You'll lose the how completely.
But you'll keep the why, and the why sends you looking.
It makes you ask other people. It makes you sense the right thing.
It keeps your feet pointed toward the woman on the far side, the one who, it turns out, was already you.
She just hadn't been allowed to the surface yet.
You Only Need the Next One
So you're allowed to put the lists down for a moment.
You don't have to see the whole bridge. You were never meant to build it all before you crossed.
You only need the next plank. The one your foot can actually reach.
So here's a Tiny Brave Step (and it's smaller than your lists will want it to be).
Today, ask the question underneath the how.
Not “how do I build this?”. Who am I building it as?

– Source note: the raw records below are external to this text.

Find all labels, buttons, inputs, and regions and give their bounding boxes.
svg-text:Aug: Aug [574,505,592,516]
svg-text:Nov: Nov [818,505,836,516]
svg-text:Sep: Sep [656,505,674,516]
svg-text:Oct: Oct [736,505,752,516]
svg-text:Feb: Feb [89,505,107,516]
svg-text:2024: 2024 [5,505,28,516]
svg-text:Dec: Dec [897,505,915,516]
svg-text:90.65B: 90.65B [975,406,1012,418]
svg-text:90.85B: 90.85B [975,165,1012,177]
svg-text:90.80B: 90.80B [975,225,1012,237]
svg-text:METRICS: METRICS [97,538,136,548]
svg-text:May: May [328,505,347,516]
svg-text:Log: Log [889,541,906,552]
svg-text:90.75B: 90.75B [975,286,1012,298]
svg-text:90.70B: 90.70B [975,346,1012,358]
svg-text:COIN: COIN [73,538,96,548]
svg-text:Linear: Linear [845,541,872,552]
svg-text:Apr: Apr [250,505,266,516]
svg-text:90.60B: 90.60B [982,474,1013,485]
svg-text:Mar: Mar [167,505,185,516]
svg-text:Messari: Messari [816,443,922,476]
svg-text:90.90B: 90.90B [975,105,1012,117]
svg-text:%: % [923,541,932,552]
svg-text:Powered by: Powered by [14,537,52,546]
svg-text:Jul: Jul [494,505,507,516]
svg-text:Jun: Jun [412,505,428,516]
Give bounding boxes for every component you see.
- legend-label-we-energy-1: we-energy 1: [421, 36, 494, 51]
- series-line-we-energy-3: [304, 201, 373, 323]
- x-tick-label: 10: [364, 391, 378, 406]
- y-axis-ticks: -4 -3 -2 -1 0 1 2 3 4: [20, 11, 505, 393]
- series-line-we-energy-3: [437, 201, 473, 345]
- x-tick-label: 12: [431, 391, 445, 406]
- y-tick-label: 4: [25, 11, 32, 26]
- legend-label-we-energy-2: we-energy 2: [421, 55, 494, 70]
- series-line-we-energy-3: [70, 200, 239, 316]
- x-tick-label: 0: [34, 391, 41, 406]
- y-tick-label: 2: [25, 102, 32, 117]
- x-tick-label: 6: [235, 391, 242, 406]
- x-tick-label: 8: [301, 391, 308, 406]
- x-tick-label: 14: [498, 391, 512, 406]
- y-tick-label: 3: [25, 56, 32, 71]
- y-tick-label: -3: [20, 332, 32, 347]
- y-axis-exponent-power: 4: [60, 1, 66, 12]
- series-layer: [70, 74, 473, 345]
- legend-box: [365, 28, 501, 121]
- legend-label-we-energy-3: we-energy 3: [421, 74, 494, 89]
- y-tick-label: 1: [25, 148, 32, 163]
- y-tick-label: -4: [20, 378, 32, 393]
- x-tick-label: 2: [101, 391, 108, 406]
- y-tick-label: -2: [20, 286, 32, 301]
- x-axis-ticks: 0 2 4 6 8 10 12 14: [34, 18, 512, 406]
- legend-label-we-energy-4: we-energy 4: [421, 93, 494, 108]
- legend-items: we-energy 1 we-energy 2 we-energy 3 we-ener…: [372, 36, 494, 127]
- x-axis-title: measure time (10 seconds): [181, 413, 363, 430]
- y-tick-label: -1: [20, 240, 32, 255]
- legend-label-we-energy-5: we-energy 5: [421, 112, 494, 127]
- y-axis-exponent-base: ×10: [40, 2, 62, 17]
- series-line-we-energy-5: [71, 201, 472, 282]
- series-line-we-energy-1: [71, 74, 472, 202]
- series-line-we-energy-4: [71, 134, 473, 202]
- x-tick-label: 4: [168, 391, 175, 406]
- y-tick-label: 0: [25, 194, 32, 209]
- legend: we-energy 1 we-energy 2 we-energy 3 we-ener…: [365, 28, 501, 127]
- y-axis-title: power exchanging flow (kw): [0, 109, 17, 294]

Then write one sentence. I am a woman who... (doesn’t give up, believes in her purpose, has survived many unknowns before).
Finish it honestly. That sentence is your first plank. Stand on it.
If you want help finding the next one, the Tiny Brave Steps Generator is built for this exact moment, when you know the direction but not the step. You can paste this straight in:
I keep trying to plan the whole thing before I start. Help me find one small step I can take this week, sized for who I want to be, not for everything I'm afraid of.
And if you're tired of standing at the edge alone, that's what Creative Spaces is. A room of women laying their own planks, one at a time, where nobody has to carry the bridge by herself.
You don't need all the planks.
You need the next one. And you need to know who's crossing.